When Priti’s check-in call revealed that Mr. G had been declared bankrupt that morning, it was immediately clear that the situation had moved into entirely different territory. Lightside had not been instructed to handle the full debt resolution — Mr. G had been confident of settling within the eight-week window. But with a bankruptcy order now made against an FCA-registered sole trader, the consequences were potentially irreversible. Lightside took the case on in full.
A straightforward annulment would not be enough. For an FCA-registered individual, even an annulled bankruptcy remains on record for two years from the date of the order — long enough to trigger a regulatory notification and place his authorisation in jeopardy. The only viable route was annulment on the grounds that the bankruptcy order should never have been made in the first place. That required demonstrating not merely that the debt could be paid, but that the petition itself was procedurally flawed. Lightside built a strategy around three workstreams: calculating and submitting all outstanding VAT returns to establish the accurate debt position; constructing the legal argument that the order was improperly made; and ring-fencing sufficient funds to settle at the point of annulment. Throughout, all communications and meetings were managed with complete discretion — Mr. G’s family remained unaware of the situation throughout.

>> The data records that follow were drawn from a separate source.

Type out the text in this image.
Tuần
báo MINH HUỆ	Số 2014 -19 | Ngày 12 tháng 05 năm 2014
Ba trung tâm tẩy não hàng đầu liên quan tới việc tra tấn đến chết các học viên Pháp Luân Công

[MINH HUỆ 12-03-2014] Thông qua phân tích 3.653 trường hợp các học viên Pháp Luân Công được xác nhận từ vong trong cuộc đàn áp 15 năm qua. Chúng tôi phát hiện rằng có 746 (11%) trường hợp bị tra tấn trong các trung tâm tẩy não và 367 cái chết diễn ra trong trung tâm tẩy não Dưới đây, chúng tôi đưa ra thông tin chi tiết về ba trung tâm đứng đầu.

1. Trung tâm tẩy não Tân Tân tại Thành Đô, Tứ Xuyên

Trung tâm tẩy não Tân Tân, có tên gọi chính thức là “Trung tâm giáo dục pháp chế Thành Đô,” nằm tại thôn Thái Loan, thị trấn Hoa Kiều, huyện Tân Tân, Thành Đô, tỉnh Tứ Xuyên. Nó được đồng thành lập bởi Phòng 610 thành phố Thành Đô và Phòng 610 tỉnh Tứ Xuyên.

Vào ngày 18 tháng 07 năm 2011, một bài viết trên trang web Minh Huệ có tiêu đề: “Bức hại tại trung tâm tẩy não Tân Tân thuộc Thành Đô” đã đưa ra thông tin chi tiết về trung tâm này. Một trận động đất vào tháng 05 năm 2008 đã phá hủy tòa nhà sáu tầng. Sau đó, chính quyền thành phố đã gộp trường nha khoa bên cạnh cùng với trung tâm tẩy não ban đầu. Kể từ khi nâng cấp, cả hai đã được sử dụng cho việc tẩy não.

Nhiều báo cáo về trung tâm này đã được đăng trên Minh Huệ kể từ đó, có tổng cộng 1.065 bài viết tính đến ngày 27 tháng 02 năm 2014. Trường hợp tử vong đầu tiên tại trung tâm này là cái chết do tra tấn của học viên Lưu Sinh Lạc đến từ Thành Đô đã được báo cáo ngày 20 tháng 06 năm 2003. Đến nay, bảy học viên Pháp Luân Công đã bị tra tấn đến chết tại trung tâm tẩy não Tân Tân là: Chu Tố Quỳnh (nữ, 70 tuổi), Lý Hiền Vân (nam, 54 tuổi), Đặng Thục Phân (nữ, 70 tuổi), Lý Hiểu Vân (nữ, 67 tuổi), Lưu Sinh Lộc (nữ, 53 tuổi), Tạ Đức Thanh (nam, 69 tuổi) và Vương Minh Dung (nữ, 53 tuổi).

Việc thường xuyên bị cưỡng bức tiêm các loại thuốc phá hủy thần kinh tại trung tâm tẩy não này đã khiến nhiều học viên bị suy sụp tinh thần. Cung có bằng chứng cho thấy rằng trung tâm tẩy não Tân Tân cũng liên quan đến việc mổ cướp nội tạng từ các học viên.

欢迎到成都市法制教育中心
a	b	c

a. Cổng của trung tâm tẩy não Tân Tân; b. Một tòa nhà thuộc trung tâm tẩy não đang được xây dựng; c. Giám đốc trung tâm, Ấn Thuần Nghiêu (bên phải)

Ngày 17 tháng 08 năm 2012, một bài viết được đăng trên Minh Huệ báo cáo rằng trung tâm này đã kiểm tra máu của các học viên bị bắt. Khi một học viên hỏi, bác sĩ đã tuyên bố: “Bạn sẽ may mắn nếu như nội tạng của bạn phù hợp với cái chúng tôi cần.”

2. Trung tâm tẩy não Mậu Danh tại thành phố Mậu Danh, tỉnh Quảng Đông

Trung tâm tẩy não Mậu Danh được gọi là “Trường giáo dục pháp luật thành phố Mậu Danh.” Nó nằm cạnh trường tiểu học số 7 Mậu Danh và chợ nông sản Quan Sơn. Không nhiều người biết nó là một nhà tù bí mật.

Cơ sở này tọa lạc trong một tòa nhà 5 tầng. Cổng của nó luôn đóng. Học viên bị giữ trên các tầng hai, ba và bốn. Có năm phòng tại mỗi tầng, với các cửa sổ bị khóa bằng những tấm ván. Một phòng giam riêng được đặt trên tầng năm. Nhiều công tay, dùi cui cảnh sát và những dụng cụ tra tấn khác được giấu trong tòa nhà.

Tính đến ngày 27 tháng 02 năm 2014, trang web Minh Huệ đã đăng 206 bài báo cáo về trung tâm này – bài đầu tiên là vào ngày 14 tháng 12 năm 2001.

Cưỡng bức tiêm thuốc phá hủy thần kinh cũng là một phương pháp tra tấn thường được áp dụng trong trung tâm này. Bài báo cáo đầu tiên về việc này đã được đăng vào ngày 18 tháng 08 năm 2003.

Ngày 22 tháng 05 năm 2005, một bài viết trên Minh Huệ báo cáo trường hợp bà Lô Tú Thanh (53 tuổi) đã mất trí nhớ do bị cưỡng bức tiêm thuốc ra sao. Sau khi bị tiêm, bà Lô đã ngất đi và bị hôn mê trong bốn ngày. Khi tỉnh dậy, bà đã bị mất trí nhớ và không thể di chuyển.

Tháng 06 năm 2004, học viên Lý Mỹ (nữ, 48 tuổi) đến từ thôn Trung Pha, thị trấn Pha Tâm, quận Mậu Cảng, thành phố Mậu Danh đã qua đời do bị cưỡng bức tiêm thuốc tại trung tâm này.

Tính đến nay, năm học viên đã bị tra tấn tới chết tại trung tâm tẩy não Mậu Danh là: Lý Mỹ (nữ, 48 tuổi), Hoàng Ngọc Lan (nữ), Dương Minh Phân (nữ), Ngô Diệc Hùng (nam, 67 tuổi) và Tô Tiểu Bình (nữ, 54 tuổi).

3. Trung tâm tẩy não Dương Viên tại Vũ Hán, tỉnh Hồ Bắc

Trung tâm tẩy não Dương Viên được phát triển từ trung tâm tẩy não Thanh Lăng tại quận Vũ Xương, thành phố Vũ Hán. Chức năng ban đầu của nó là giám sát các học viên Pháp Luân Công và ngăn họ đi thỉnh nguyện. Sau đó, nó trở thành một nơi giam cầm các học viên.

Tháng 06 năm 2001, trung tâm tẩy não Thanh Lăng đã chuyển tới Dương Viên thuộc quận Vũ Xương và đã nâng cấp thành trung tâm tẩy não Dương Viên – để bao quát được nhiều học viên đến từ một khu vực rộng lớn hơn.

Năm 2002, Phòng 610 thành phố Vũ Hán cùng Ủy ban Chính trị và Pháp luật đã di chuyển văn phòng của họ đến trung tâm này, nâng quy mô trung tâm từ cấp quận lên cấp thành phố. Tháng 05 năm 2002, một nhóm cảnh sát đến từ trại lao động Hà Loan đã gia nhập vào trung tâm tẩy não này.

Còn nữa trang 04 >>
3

HMRC contested the application and raised their demand significantly, from the original petition debt of £60,000 to £194,000. Lightside’s persistence prevailed. The bankruptcy was annulled on the grounds that it should never have been made — and because of that specific legal basis, Mr. G paid substantially less than HMRC’s elevated demand. The bankruptcy was removed from all records, his FCA registration was preserved, and he was able to continue trading without interruption. His home, his assets, and his thirty-year marriage were protected.